But the Yamaha TMax is not a patch on a Lambretta or a Vespa of old. The two Italian brands had character and staying power. I am thinking of the Italian word…ah, bellisimo! The Vespa is still around in a modern avatar and so is the Lambretta (I confirmed on Google). In fact, the Lambretta was the first scooter I had set my eyes on. It was curiosity at first sight when I caught a glimpse of the orange-brown-white machine. An uncle named Joy (they called him Joey in Malayalam, though his real name was John) rode it around Bangalore. I remember his house on Stephens Road, and the morning he came to our place in Vasanth Nagar one Republic Day. The march-past was an occasion never to be missed for my father’s and uncle’s generation — the last of the patriots, I called them.

So, a melange of bikes, and the lone uncle on a Lambretta scooter swooped down on our residence that morning. The bigger lads, most of them my cousins, rode pillion on the Yezdi and Enfield Bullet bikes helmed by friends and other family members. But uncle Joey was happy to have me stand on the platform in front of his scooter. He was the last to set forth on the journey to Parade Grounds. My mom insisted he was level-headed and responsible (he wore a helmet, I didn’t). Her reasoning didn’t make sense to me then. It doesn’t now.

While the bikers sped away, I remember urging uncle Joey, who was cruising, to go faster. He replied: “Those bikes have larger wheels, they can go faster than us. On a scooter, you stand and feel the gentle, nippy air on your face and take in the sights; Bangalore is beautiful, isn’t it?” (which it was, in the seventies).

While I grew impatient with his pace of riding, he continued: “What’s important is that a scooter helps you get to your destination with a smile. That’s impossible when you speed on a bigger bike with a large engine.” He made a great impression with this plain-talking, simple philosophy of the road, and I often wonder why people fail to smile and ride or drive their vehicles these days.

Growing up, my first scooter ride was a on Bajaj Chetak owned by a family friend. I had the drive to ride, but I was yet to overcome my fears. I must have been 13, but I did it on my first try and casually went for a spin around the block as my dad watched, a gentle smile lining his face.

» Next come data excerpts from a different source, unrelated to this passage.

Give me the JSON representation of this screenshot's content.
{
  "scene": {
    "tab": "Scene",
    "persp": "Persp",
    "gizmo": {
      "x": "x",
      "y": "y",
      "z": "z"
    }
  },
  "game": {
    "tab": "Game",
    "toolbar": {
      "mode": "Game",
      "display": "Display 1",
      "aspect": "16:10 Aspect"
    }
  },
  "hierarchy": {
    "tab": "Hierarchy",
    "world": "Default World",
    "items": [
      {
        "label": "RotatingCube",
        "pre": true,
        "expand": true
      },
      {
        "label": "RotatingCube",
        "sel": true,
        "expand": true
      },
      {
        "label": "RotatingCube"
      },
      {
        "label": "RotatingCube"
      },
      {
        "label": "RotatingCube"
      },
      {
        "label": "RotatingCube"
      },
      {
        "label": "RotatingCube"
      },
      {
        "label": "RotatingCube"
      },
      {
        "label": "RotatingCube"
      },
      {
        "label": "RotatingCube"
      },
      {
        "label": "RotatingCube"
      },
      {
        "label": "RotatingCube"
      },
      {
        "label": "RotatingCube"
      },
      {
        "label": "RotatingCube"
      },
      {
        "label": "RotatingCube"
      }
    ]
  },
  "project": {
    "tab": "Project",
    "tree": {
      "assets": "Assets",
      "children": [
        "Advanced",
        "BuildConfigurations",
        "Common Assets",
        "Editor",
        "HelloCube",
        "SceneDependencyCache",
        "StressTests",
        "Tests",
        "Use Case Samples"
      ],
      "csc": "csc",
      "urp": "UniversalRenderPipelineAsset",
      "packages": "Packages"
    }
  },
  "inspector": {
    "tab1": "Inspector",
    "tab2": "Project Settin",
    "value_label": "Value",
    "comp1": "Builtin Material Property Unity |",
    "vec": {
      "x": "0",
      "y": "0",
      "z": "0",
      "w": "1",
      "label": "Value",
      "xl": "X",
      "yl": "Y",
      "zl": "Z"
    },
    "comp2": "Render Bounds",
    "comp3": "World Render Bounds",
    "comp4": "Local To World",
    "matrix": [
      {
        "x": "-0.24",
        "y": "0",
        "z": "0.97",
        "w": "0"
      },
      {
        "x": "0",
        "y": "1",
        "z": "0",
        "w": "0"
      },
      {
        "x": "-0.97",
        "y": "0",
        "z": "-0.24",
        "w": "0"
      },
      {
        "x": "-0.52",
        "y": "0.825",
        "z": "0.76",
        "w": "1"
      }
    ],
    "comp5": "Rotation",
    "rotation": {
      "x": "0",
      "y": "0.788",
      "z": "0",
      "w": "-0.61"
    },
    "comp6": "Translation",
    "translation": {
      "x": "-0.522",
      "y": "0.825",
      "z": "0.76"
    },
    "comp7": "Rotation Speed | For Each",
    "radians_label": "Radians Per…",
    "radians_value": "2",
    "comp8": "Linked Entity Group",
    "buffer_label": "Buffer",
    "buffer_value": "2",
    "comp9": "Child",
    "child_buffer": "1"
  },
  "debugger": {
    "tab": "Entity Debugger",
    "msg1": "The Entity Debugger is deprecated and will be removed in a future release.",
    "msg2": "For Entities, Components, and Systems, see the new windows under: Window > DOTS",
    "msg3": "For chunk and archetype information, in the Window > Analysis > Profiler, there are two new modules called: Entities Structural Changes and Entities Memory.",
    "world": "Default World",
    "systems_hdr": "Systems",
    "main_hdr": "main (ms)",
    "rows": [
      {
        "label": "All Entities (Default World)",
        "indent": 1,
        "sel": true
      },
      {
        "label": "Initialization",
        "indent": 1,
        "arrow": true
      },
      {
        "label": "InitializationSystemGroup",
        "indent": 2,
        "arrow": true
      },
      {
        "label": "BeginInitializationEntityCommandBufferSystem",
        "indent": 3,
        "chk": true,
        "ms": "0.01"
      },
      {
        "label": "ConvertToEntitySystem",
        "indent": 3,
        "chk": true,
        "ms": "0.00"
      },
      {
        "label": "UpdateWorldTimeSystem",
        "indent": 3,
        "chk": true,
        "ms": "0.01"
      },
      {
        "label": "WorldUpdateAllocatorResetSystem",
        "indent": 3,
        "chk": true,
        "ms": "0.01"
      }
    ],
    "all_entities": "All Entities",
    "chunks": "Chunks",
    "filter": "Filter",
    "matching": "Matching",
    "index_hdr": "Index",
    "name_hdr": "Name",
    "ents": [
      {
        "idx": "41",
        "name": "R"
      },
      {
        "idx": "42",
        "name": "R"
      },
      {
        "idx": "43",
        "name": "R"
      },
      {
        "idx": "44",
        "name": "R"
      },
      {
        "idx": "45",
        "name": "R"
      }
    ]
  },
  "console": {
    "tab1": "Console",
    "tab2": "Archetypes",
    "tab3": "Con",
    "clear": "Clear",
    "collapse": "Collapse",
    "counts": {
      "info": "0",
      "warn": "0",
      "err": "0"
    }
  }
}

Through the years my heart has remained with motorbikes,  though my spirit, my soul rests with scooters. From the kick-starter variety, to self-starters and smarter options now, they have innovated and come a long way. I can say with pride that these machines helped me stay grounded. And like uncle Joey said, I can smile at the road ahead of me, and sing like Louis Armstrong: ‘What a wonderful world! Oh, yeah.’